This is a refined/sheafified version of this previos question of mine.
Let $(X,\mathcal{O}_X)$ be a ringed space or more in general a ringed stack, where the structure sheaf $\mathcal{O}_X$ is a sheaf of $\mathbb{K}$-algebras for some field $\mathbb{K}$. Then a global section of $\mathcal{O}_X$ can be thought of as a "scalar field" on $X$. In the "categorical progression" of higher $\mathbb{K}$-vector spaces, the field $\mathbb{K}$ is the 0th level. 1st level are classical $\mathbb{K}$-vector spaces, and so the "1st level version" of a section of $\mathcal{O}_X$ is (at least roughtly) a field of $\mathbb{K}$-vector spaces on $X$. A natural formalization of this rough idea is that of going from the sheaf $\mathcal{O}_X$ to the stack $\mathcal{O}_X$-Mod of sheaves of $\mathcal{O}_X$-modules on $X$ (maybe with suitable assumptions, e.g., one could be considering only quasi-coherent sheaves of $\mathcal{O}_X$-modules). A remarkable property of $\mathcal{O}_X$-modules is that they can be pushed forward along morphisms of ringed spaces. Now, the structure sheaf $\mathcal{O}_X$ we started with is in particular an $\mathcal{O}_X$-module, and pushing it forward along the terminal morphism $\pi:X\to \{pt\}$ we precisely get sections of $\mathcal{O}_X$ mentioned above.
Now we can make a further step, and go from the stack of $\mathcal{O}_X$-modules to the 2-stack of $\mathcal{O}_X$-algebras (with $\mathcal{O}_X$-$\mathcal{O}_X$-bimodules as 1-morphisms and morphisms of bimodules as 2-morphisms). My question is: can $\mathcal{O}_X$-algebras be pushed forward along morphisms of ringed spaces? (under which hypothesis?). In particular, considering $\mathcal{O}_X$ as an $\mathcal{O}_X$-algebra, what is the $\mathbb{K}$-algebra $\pi_*\mathcal{O}_X$? (the prototypical conjectural example of this in my mind is the following: if $G$ is a finite group, then $\pi_*\mathcal{O}_{pt//G}$ is Morita equivalent to $\mathbb{K}[G]$, the group algebra of $G$).
In the above, an $\mathcal{O}_X$-algebra is to be thought as of a placeholder for its category of modules, so in a non-affine situation it is actually deceitful to reason in terms of algebras and a better description would be thinking of the "second step" as $\mathcal{O}_X$-linear categories, with additive functors and natural transformations of these. In this more general setting, the pushforward to a point of $\mathcal{O}_X$ would be the "pushforward of the 2-category of $\mathcal{O}_X$-linear categories" and this should be a $\mathbb{K}$-linear category, but not necessarily the category of representations of an algebra.
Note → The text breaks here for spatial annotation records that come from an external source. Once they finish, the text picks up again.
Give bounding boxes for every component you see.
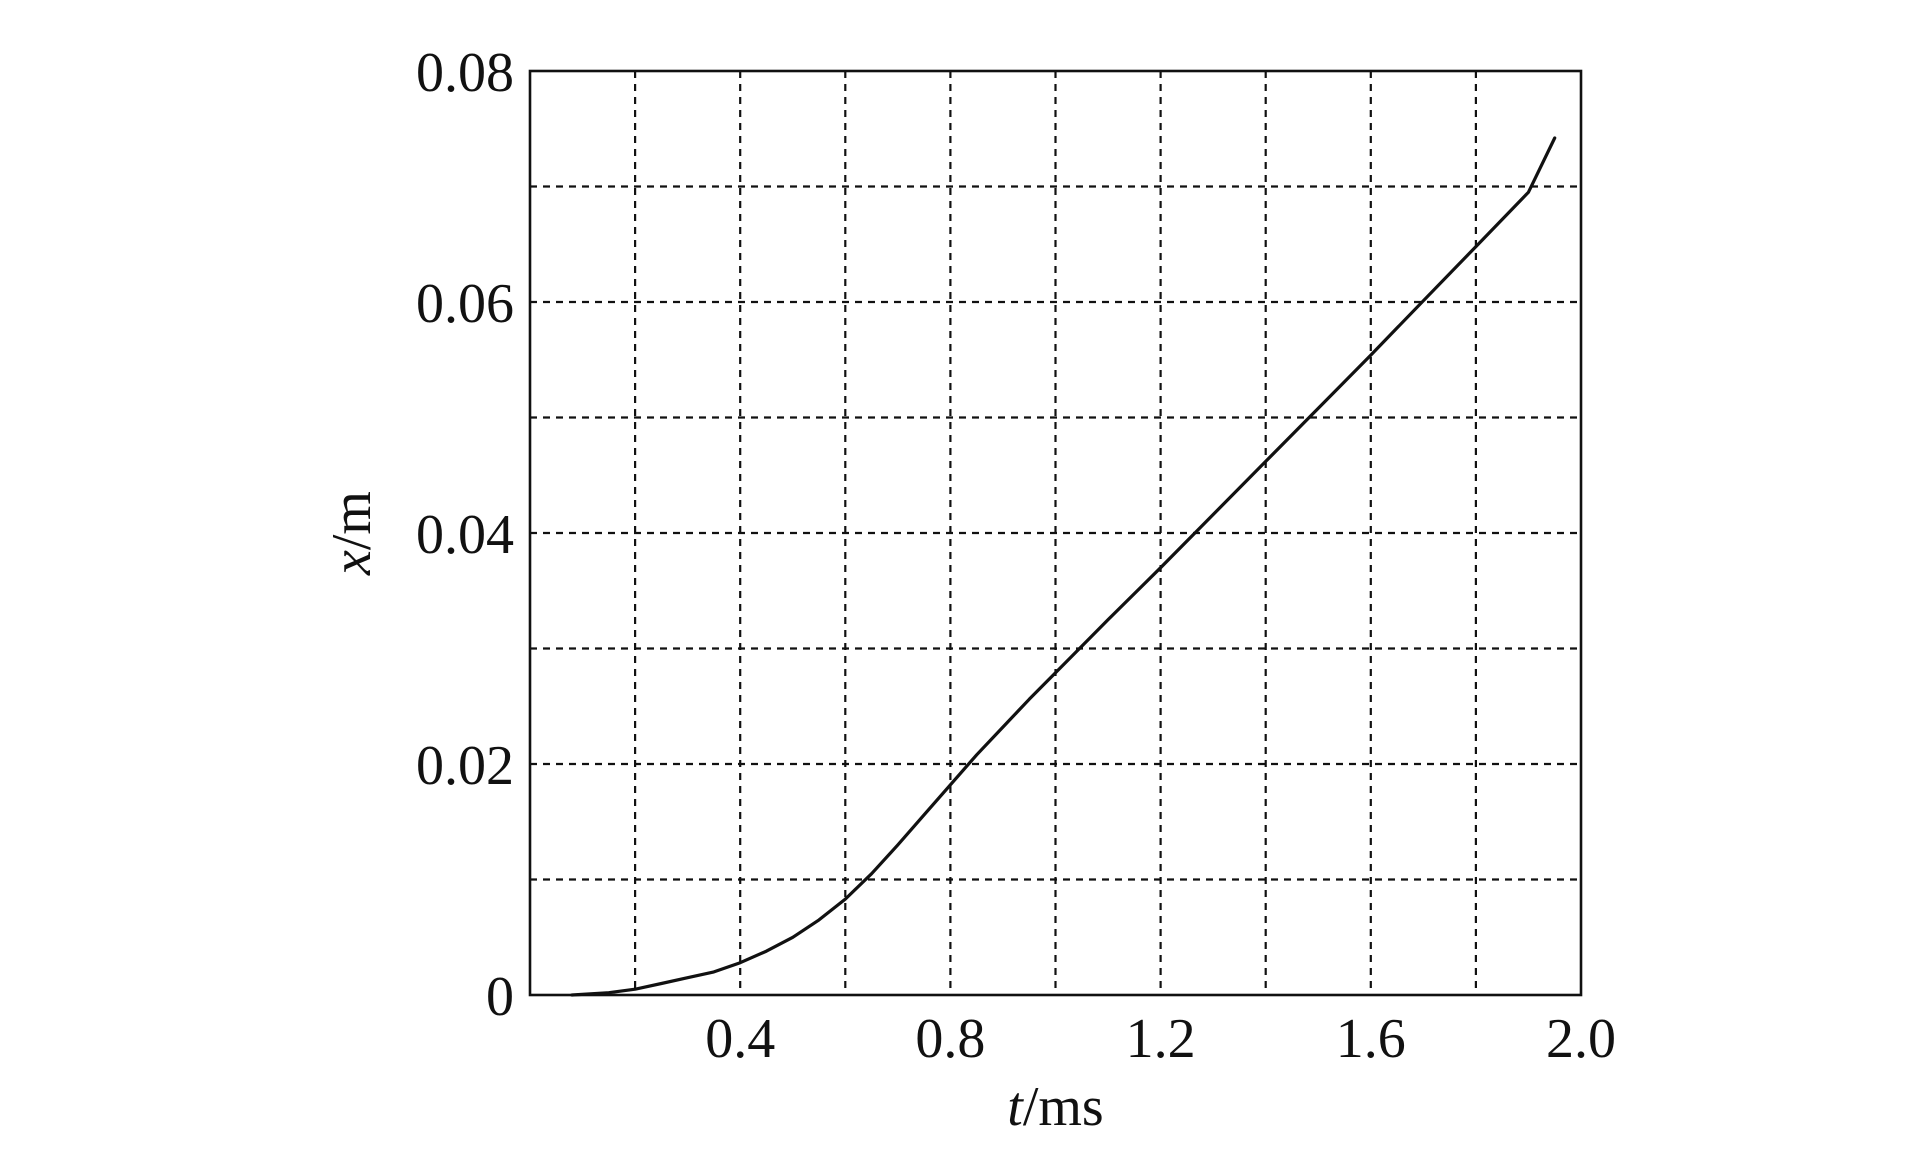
x-tick-label: 1.6 xyxy=(1336,1008,1406,1070)
plot-frame xyxy=(528,69,1583,997)
y-tick-label: 0.06 xyxy=(416,273,514,335)
x-axis-label-unit: /ms xyxy=(1023,1076,1104,1138)
grid-lines xyxy=(530,71,1581,995)
x-tick-label: 2.0 xyxy=(1546,1008,1616,1070)
x-axis-label: t/ms xyxy=(1007,1076,1103,1138)
x-tick-label: 1.2 xyxy=(1126,1008,1196,1070)
y-tick-label: 0.02 xyxy=(416,735,514,797)
series-group xyxy=(570,136,1557,997)
x-tick-label: 0.8 xyxy=(915,1008,985,1070)
y-axis-label-unit: /m xyxy=(321,491,383,550)
x-axis-label-variable: t xyxy=(1007,1076,1024,1138)
series-line xyxy=(570,136,1557,997)
y-axis-label-variable: x xyxy=(321,550,383,576)
y-axis-label: x/m xyxy=(321,491,383,576)
y-tick-labels: 0 0.02 0.04 0.06 0.08 xyxy=(416,42,514,1028)
y-tick-label: 0 xyxy=(486,966,514,1028)
x-tick-labels: 0.4 0.8 1.2 1.6 2.0 xyxy=(705,1008,1616,1070)
y-tick-label: 0.08 xyxy=(416,42,514,104)
y-tick-label: 0.04 xyxy=(416,504,514,566)
x-tick-label: 0.4 xyxy=(705,1008,775,1070)
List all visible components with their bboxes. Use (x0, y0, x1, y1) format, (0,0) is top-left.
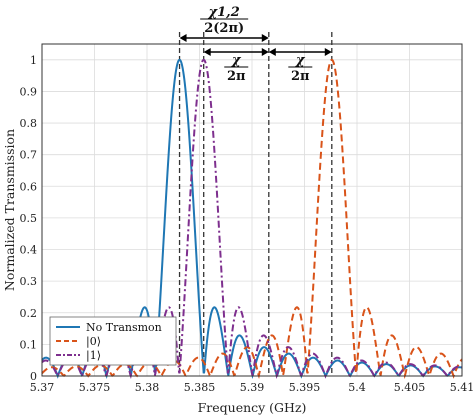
tick-labels: 5.37 5.375 5.38 5.385 5.39 5.395 5.4 5.405 5.41 0… (20, 54, 474, 394)
y-axis-label: Normalized Transmission (2, 129, 17, 291)
y-tick-label: 1 (30, 54, 37, 67)
x-tick-label: 5.37 (30, 381, 55, 394)
x-tick-label: 5.4 (348, 381, 366, 394)
x-tick-label: 5.385 (184, 381, 216, 394)
arrow-head (203, 48, 269, 56)
legend-box (49, 316, 177, 366)
arrow-head (268, 48, 332, 56)
y-tick-label: 0.7 (20, 149, 38, 162)
legend-label: |0⟩ (86, 335, 101, 349)
legend-label: |1⟩ (86, 349, 101, 363)
y-tick-label: 0.8 (20, 117, 38, 130)
y-tick-label: 0.1 (20, 338, 38, 351)
x-tick-label: 5.39 (240, 381, 265, 394)
x-tick-label: 5.41 (450, 381, 474, 394)
y-tick-label: 0.2 (20, 307, 38, 320)
y-tick-label: 0.4 (20, 244, 38, 257)
y-tick-label: 0.3 (20, 275, 38, 288)
y-tick-label: 0.9 (20, 85, 38, 98)
annotation-numerator: χ (295, 53, 306, 68)
x-axis-label: Frequency (GHz) (198, 400, 307, 415)
annotation-denominator: 2(2π) (204, 21, 244, 36)
annotation-numerator: χ (231, 53, 242, 68)
y-tick-label: 0.6 (20, 180, 38, 193)
x-tick-label: 5.375 (79, 381, 111, 394)
annotation: χ2π (268, 48, 332, 84)
annotation: χ1,22(2π) (179, 5, 269, 42)
series-line (41, 58, 463, 379)
annotation-numerator: χ1,2 (208, 5, 240, 20)
x-tick-label: 5.38 (135, 381, 160, 394)
x-tick-label: 5.395 (289, 381, 321, 394)
annotation: χ2π (203, 48, 269, 84)
x-tick-label: 5.405 (394, 381, 426, 394)
legend-label: No Transmon (86, 321, 162, 334)
y-tick-label: 0.5 (20, 212, 38, 225)
reference-vlines (178, 32, 333, 376)
annotation-denominator: 2π (291, 69, 310, 84)
y-tick-label: 0 (30, 370, 37, 383)
legend: No Transmon|0⟩|1⟩ (49, 316, 177, 366)
annotation-denominator: 2π (227, 69, 246, 84)
plot-frame (41, 43, 463, 377)
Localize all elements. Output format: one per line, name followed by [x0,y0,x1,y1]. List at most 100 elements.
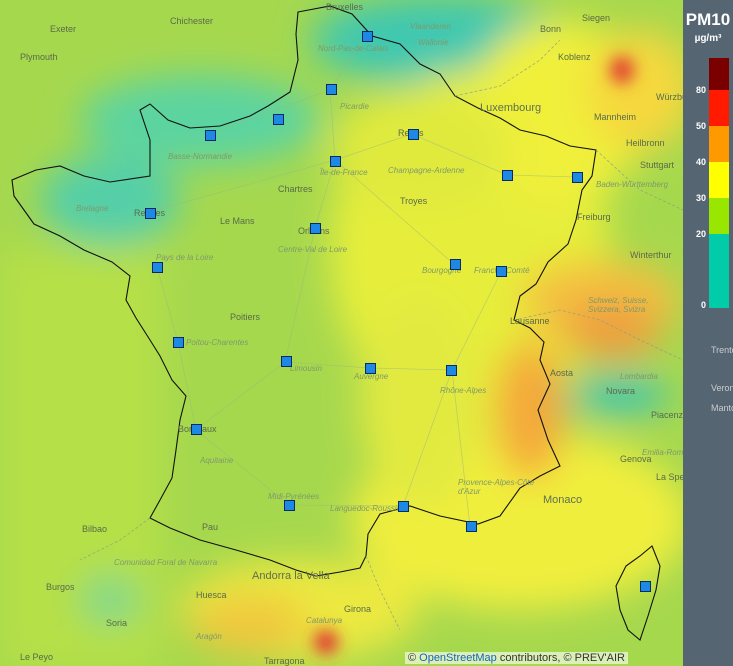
station-marker[interactable] [145,208,156,219]
station-marker[interactable] [273,114,284,125]
legend-color-box [709,126,729,162]
place-label: Bruxelles [326,2,364,12]
place-label: Piacenza [651,410,683,420]
station-marker[interactable] [284,500,295,511]
place-label: Huesca [196,590,227,600]
corsica-border [615,545,661,641]
region-label: Bourgogne [422,266,462,275]
place-label: Pau [202,522,219,532]
region-label: Rhône-Alpes [440,386,487,395]
place-label-trento: Trento [711,345,733,355]
station-marker[interactable] [408,129,419,140]
station-marker[interactable] [281,356,292,367]
station-marker[interactable] [326,84,337,95]
region-label: Nord-Pas-de-Calais [318,44,389,53]
country-label-luxembourg: Luxembourg [480,102,542,114]
place-label: Heilbronn [626,138,665,148]
legend-color-box [709,90,729,126]
legend-tick-label: 20 [695,229,706,239]
legend-tick-label: 0 [700,300,706,310]
place-label: Soria [106,618,128,628]
region-label: Aquitaine [200,456,234,465]
place-label: Siegen [582,13,611,23]
place-label: La Spezia [656,472,683,482]
station-marker[interactable] [572,172,583,183]
place-label: Poitiers [230,312,261,322]
attribution-prefix: © [407,652,417,664]
france-border [11,5,597,577]
pm10-legend: PM10 µg/m³ Trento Verona Mantova 80 50 40 3… [683,0,733,666]
station-marker[interactable] [152,262,163,273]
place-label: Freiburg [577,212,611,222]
station-marker[interactable] [173,337,184,348]
station-marker[interactable] [330,156,341,167]
place-label-mantova: Mantova [711,403,733,413]
place-label: Bonn [540,24,562,34]
legend-color-box [709,234,729,308]
legend-tick-label: 40 [695,157,706,167]
place-label: Novara [606,386,636,396]
region-label: Bretagne [76,204,109,213]
region-label: Vlaanderen [410,22,451,31]
station-marker[interactable] [450,259,461,270]
place-label: Stuttgart [640,160,675,170]
region-label: Midi-Pyrénées [268,492,320,501]
station-marker[interactable] [502,170,513,181]
region-label: Emilia-Romagna [642,448,683,457]
region-label: Basse-Normandie [168,152,233,161]
place-label: Exeter [50,24,77,34]
pollution-overlay [0,0,683,666]
place-label: Aosta [550,368,574,378]
region-label: Wallonie [418,38,449,47]
legend-title: PM10 [685,10,731,29]
legend-color-box [709,198,729,234]
openstreetmap-link[interactable]: OpenStreetMap [419,652,497,664]
place-label: Girona [344,604,372,614]
station-marker[interactable] [466,521,477,532]
station-marker[interactable] [310,223,321,234]
region-label: Comunidad Foral de Navarra [114,558,218,567]
map-attribution: © OpenStreetMap contributors, © PREV'AIR [404,652,628,664]
station-marker[interactable] [446,365,457,376]
place-label: Winterthur [630,250,672,260]
place-label: Chichester [170,16,214,26]
region-label: Centre-Val de Loire [278,245,348,254]
place-label: Würzburg [656,92,683,102]
region-label: Aragón [196,632,222,641]
place-label: Troyes [400,196,428,206]
station-marker[interactable] [365,363,376,374]
place-label: Lausanne [510,316,550,326]
region-label: Limousin [290,364,323,373]
region-label: Schweiz, Suisse, Svizzera, Svizra [588,296,649,314]
place-label: Chartres [278,184,313,194]
legend-unit: µg/m³ [694,33,722,44]
place-label: Bilbao [82,524,108,534]
place-label: Le Mans [220,216,255,226]
station-marker[interactable] [362,31,373,42]
station-marker[interactable] [191,424,202,435]
place-label: Plymouth [20,52,58,62]
place-label: Genova [620,454,652,464]
region-label: Auvergne [354,372,389,381]
region-label: Languedoc-Roussillon [330,504,410,513]
pm10-map[interactable]: Luxembourg Monaco Andorra la Vella Exete… [0,0,683,666]
station-marker[interactable] [398,501,409,512]
station-marker[interactable] [640,581,651,592]
place-label: Mannheim [594,112,637,122]
legend-color-box [709,58,729,90]
legend-tick-label: 30 [695,193,706,203]
place-label: Burgos [46,582,75,592]
station-marker[interactable] [205,130,216,141]
place-label: Tarragona [264,656,305,666]
region-label: Pays de la Loire [156,253,214,262]
region-label: Lombardia [620,372,658,381]
place-label-verona: Verona [711,383,733,393]
station-marker[interactable] [496,266,507,277]
region-label: Champagne-Ardenne [388,166,465,175]
place-label: Le Peyo [20,652,54,662]
region-label: Provence-Alpes-Côte d'Azur [458,478,535,496]
legend-tick-label: 50 [695,121,706,131]
country-label-andorra: Andorra la Vella [252,570,330,582]
region-label: Île-de-France [320,168,368,177]
region-label: Picardie [340,102,369,111]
In particular, by abstract nonsense I would expect this pushforward to be the category of $\mathcal{O}_X$-modules.
Note that going one step backwards instead of one step forward, the existence of a pushforward is nontrivial: the pushforward of a section of $\mathcal{O}_X$ along $X\to \{pt\}$ is an integration of fuctions on $X$, so it requires additional data to be defined (a "measure").